特別レポート1:未知なる介護市場への参入:特異な市場を理解する

その3)強化すべきは戦略とマーケティング(2/2)

5.セミナーはどう開催すべきか?

今、多くの業界で、マーケティング活動の一環として「セミナー」を企画・開催しています。セミナーは、集客の優れた手法として広く活用されています。実際、ロボットやITツールの販売活動においても、セミナーは素晴らしいマーケティング活動の一環として機能しています。

しかし、セミナーを単に開催するだけでは成功するとは限りません。セミナーの企画・運営には、上手な方法と下手な方法があります。興味深いことに、大手企業が必ずしもセミナーを上手に運営しているわけではありません。逆に、小規模な企業の方が上手にセミナーを開催している例も多いのです。

上手なセミナー運営者は、セミナーの目的を明確に定めています。つまり、「誰を対象にし、何を達成したいのか?」というポイントを明確にし、それに基づいてセミナーを計画しています。導線を設計し、アンケートをうまく組み込んで、セミナーを一連のマーケティング活動として位置づけています。

そのため、参加者がアンケートに「かなり満足」と回答してくれることよりも、むしろ次のステップに進んでくれるかどうかが重要となります。セミナーの成功は、単発のイベントではなく、次なるアクションにつながることにかかっています。企画側が参加者を次なるステップへと誘導できなければ、セミナーは成功とは言えません。

逆に、下手なセミナー運営者は、セミナー自体が目的になってしまうことがあります。彼らはセミナーを単なる儀式として捉え、アンケートにも「かなり満足・満足・普通・やや不満・かなり不満」という基本的な質問しか行いません。これではセミナーの改善にはつながりません。

セミナーの成功には、企画側と参加者の期待や評価のギャップを理解することが不可欠です。そのため、「本日のセミナーはいかがでしたか?」という簡単な質問だけでは不十分で、より詳細なフィードバックを収集する必要があります。

最終的には、セミナーの成功は、参加者の全体的な体験に関連しており、「かなり満足」という表面的な評価だけでは物事の本質を捉えきれないことを理解することが大切です。

6.情報の出し分け:「今すぐ客」と「これから客」

「買い手」は、なぜロボットやITツールなどの「新しいツール」を購入するのでしょうか? 彼らの目的は、そのツールの操作方法を習得することではありません。彼らは、自身が抱える課題を解決し、目標達成に向かって前進するための手段の一つとして、「新しいツール」の導入を検討します。

しかし、多くの「買い手」はしばしば「目先の課題」に焦点を当てがちです。問題が発生したときにその目先の解決策探しに集中し、本当に目指すところを見過ごすことがあります。したがって、重要なのは「買い手」に、「目先の課題の解決」だけでなく、「もっと大きな成果」に気づかせることです。そして、「新しいツール(貴社の製品?)」の活用によってそれが実現できる、という道筋を示すことです。

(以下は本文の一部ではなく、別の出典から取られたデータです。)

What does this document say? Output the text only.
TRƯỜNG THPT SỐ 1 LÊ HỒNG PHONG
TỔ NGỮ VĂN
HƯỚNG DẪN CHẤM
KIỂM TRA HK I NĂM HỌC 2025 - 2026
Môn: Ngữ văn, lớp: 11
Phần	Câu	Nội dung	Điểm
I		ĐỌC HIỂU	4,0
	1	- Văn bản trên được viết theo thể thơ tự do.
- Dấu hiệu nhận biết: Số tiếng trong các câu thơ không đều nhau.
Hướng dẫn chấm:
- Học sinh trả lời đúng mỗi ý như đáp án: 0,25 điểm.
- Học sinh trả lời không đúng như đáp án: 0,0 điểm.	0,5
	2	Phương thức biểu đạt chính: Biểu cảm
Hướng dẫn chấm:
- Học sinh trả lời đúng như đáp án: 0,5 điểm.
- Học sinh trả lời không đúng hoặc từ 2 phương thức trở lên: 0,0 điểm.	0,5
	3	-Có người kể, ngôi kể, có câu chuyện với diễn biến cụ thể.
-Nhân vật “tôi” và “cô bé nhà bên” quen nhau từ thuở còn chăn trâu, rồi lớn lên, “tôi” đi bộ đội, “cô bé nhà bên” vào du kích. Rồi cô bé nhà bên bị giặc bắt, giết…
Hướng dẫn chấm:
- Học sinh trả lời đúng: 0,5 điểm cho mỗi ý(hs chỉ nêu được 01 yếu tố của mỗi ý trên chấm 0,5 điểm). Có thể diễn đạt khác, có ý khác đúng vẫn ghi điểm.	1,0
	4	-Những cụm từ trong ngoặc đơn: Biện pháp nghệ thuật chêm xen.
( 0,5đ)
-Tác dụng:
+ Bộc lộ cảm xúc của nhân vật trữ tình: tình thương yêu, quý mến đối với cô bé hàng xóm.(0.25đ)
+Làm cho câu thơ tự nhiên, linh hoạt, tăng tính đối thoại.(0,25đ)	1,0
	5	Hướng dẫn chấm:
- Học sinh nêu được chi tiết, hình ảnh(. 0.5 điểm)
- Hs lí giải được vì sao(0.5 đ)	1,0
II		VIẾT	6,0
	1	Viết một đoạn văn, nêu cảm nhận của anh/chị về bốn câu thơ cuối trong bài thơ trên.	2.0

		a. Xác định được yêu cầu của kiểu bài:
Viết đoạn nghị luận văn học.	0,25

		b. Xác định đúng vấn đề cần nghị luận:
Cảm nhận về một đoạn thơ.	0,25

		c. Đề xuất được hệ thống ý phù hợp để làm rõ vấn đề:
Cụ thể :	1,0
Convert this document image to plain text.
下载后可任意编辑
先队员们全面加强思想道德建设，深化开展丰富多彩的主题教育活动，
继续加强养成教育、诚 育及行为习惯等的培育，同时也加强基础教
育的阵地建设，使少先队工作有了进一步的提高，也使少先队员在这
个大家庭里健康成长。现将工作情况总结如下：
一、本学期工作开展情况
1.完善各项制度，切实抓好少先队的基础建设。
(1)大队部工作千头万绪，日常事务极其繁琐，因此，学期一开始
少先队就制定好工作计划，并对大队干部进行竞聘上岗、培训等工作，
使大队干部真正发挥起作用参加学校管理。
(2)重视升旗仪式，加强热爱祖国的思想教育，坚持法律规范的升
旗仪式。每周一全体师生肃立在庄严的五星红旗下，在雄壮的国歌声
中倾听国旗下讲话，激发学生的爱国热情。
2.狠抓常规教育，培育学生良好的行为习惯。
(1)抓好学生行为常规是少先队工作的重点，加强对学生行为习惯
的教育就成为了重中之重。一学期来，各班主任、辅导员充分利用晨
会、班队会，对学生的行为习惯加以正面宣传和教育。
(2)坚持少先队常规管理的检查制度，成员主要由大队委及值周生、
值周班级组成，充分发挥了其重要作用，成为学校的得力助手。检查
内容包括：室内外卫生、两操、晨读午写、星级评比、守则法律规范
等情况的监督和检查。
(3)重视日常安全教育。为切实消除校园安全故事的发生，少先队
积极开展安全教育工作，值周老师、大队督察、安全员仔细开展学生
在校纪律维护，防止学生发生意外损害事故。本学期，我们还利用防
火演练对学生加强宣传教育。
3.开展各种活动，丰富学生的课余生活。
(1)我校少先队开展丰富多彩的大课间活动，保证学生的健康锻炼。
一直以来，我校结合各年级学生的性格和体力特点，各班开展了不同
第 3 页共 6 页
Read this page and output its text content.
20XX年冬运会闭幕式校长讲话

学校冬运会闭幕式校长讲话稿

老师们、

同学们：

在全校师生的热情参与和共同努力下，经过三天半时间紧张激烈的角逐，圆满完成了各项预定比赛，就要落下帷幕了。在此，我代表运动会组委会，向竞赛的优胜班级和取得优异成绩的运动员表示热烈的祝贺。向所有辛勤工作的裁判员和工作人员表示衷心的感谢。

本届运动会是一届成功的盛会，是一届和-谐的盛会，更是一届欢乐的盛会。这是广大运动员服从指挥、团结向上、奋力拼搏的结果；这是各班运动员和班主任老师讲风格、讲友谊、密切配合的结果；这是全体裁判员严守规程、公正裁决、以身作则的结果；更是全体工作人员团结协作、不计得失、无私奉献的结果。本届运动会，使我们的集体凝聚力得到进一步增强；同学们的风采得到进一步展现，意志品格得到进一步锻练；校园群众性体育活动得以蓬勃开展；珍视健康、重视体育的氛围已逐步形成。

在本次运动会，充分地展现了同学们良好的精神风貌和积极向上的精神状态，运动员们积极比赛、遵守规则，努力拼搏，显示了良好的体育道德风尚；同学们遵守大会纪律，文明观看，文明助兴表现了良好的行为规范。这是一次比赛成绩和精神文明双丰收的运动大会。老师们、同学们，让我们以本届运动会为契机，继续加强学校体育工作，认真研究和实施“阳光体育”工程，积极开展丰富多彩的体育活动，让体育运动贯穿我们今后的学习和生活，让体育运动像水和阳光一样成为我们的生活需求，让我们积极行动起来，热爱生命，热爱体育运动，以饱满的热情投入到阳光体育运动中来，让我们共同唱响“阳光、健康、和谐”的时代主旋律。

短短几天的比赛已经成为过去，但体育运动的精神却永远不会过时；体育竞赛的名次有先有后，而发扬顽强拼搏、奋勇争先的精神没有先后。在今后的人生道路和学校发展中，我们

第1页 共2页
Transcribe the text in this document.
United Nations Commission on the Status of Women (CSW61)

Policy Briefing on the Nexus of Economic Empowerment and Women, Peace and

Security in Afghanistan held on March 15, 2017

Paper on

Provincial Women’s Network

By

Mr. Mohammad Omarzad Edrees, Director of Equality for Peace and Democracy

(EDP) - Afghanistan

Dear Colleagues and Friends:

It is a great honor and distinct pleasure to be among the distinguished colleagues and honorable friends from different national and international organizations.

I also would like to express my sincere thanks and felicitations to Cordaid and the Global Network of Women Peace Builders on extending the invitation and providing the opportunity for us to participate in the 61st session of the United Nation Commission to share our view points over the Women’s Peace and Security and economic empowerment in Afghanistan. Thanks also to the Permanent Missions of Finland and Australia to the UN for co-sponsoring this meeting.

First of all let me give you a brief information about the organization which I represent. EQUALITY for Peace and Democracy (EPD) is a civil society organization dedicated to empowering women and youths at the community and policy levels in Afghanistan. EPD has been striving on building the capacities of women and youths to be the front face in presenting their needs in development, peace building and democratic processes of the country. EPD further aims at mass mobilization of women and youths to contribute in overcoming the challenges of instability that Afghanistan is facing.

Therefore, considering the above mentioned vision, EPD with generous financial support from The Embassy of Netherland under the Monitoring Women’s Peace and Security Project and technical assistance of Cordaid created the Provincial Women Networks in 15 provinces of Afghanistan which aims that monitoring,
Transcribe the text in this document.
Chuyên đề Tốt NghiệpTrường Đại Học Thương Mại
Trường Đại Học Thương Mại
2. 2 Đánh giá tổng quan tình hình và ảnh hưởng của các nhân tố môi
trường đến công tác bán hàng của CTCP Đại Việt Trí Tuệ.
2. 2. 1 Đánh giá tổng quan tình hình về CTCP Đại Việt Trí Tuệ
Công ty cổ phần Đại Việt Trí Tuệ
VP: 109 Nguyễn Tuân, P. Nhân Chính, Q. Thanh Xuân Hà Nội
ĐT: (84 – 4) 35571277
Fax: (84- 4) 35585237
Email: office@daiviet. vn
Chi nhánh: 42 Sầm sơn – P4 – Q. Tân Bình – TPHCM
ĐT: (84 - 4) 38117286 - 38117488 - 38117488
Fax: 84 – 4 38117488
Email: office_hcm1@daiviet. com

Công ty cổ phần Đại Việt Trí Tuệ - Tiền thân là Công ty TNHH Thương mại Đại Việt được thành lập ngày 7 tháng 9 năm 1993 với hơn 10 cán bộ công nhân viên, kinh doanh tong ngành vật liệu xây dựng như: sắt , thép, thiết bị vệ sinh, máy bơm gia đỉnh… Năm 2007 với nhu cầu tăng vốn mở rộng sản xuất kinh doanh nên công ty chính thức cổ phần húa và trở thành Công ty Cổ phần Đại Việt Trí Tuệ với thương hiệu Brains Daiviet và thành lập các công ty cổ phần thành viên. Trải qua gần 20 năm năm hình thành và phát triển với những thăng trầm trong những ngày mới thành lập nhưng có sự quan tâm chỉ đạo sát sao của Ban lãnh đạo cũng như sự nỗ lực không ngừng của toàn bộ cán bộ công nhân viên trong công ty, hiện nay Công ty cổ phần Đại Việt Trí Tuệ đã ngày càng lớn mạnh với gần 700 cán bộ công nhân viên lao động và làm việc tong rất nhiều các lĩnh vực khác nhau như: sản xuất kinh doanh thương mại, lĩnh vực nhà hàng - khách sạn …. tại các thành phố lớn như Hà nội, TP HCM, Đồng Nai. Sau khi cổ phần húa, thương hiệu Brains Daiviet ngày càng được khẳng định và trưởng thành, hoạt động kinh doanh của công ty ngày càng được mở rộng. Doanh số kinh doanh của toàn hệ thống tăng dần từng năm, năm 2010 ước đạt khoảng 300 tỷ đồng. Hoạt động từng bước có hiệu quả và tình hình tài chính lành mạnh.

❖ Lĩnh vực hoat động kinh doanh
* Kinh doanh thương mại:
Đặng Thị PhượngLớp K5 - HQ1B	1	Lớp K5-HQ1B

「目先の課題の解決」だけでなく、「もっと大きな成果」に気づかせるためには、「顧客育成」のプロセスが非常に重要な役割を果たします。このプロセスを、貴社のマーケティング活動に組み込むことが重要です。

再度強調しますが、買い手に「目先の課題の解決」だけでなく、「もっと大きな成果」に気づかせることです。そして、それが「新しいツール(貴社の製品)」の活用によって実現できる、という道筋を顧客の頭に描かせることです。彼らに「成功体験」をイメージさせることが大切なのです。

このアプローチは、セミナーを通じて実行できることがあります。セミナーは「場」を共有し、五感を通じて参加者に情報を伝え、お互いの反応や感情を共感する機会を提供します。セミナーは非常に効果的なツールなのです。

しかしながら、私がよく目にする説明会(セミナー)は、しばしば「今すぐ購入を検討中で、AかBか迷っている」「もっと詳細を知りたい!」など、「今すぐ顧客」として参加する人々に焦点を当てています。この層の人々は、既に導入に意欲的で、競合他社の選択肢を検討している段階です。ただし、次に示すように、彼らはピラミッドの上位に位置する少数派です。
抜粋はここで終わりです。